Posto un freno all’allargamento senza condizioni dei poteri del presidente, ora si passa all’ultimo tentativo, la Corte suprema che però al momento è ristretta a otto membri in attesa che venga confermato Neil Gorsuch. E se quattro dei giudici sono di orientamento conservatore, gli altri quattro sono liberal, portando a un probabile pareggio che lascerebbe in vigore la sentenza delle corti inferiori. In questo caso l’ordine esecutivo di Trump avrebbe bisogno del voto di un giudice liberal per passare.

NEI GIORNI PRECEDENTI Trump aveva ripetuto sempre su Twitter che in caso «dovesse accadere qualcosa» la colpa ricadrebbe sui giudici che stanno mettendo in pericolo il Paese, e su queste sue affermazioni si era espresso negativamente proprio lo stesso Gorsuch che aveva definito questi attacchi come «demoralizzanti e avvilenti», così come riferito dal senatore democratico Richard Blumenthal, affermazioni che Gorsuch avrebbe potuto smentire ma che invece il suo portavoce le ha di fatto confermate a stretto giro.

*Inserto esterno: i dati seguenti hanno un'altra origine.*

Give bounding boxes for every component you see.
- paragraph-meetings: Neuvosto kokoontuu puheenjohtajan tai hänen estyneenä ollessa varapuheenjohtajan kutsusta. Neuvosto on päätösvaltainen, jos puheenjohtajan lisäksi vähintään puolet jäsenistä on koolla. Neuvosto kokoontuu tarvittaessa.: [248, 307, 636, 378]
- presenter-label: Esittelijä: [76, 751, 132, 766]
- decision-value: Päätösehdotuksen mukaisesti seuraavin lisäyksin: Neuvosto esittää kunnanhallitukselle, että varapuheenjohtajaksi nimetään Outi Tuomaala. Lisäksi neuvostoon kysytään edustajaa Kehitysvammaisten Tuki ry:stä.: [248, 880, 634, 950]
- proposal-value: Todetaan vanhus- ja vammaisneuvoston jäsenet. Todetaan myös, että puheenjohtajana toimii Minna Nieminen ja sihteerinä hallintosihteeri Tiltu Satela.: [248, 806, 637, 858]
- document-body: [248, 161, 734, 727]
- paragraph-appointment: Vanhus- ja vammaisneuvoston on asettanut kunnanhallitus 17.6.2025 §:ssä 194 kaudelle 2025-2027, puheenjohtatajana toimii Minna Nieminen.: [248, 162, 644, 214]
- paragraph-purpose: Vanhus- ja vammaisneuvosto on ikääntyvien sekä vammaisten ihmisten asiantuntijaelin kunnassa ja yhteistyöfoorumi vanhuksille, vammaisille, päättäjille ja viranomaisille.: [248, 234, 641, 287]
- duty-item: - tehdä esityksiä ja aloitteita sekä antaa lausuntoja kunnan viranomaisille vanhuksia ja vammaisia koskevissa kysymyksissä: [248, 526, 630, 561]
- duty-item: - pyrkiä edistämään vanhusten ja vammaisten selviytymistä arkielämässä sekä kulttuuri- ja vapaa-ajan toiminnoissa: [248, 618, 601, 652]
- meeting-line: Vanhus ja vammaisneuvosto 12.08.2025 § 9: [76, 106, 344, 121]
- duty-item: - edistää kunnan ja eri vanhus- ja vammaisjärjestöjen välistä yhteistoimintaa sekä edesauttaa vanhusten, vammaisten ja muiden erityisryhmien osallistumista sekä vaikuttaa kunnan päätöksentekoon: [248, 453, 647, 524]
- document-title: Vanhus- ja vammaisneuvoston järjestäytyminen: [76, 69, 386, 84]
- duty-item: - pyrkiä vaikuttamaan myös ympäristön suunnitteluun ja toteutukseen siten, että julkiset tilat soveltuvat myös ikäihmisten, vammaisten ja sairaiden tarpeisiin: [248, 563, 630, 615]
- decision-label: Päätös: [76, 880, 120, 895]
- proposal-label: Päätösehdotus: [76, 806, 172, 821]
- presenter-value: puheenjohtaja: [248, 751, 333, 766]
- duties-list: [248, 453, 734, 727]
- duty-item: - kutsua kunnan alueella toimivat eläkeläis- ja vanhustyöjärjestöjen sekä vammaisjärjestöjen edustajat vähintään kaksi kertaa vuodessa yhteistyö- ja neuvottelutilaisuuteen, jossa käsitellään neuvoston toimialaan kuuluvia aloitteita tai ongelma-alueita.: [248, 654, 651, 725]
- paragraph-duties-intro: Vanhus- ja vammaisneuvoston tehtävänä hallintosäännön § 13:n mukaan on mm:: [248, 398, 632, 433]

Intanto l’agenzia di rating Fitch afferma che «l’amministrazione Trump rappresenta un rischio per le condizioni economiche internazionali e ai fondamentali globali dei rating degli stati».

NELLA NOTTE PERÒ qualcosa è andata nel verso di Trump, con l’elezione a segretario della salute e servizi umani di Tom Price, che guiderà gli sforzi del presidente per smantellare l’Affordable Care Act. Price è il primo medico in questo ruolo dai tempi di Louis W. Sullivan nella squadra di Bush sr.

Ma per i repubblicani non è un momento facile, il gradimento cala nei sondaggi, stando a quanto pubblicato da Public Policy Polling, e durante le town hall repubblicane, incontri tra i rappresentanti eletti e la loro base, ci sono confronti molto vivaci: i politici devono spiegare a chi solo tre mesi fa li ha votati nomine come quella della miliardaria DeVos e il palese conflitto di interessi irrisolto del presidente.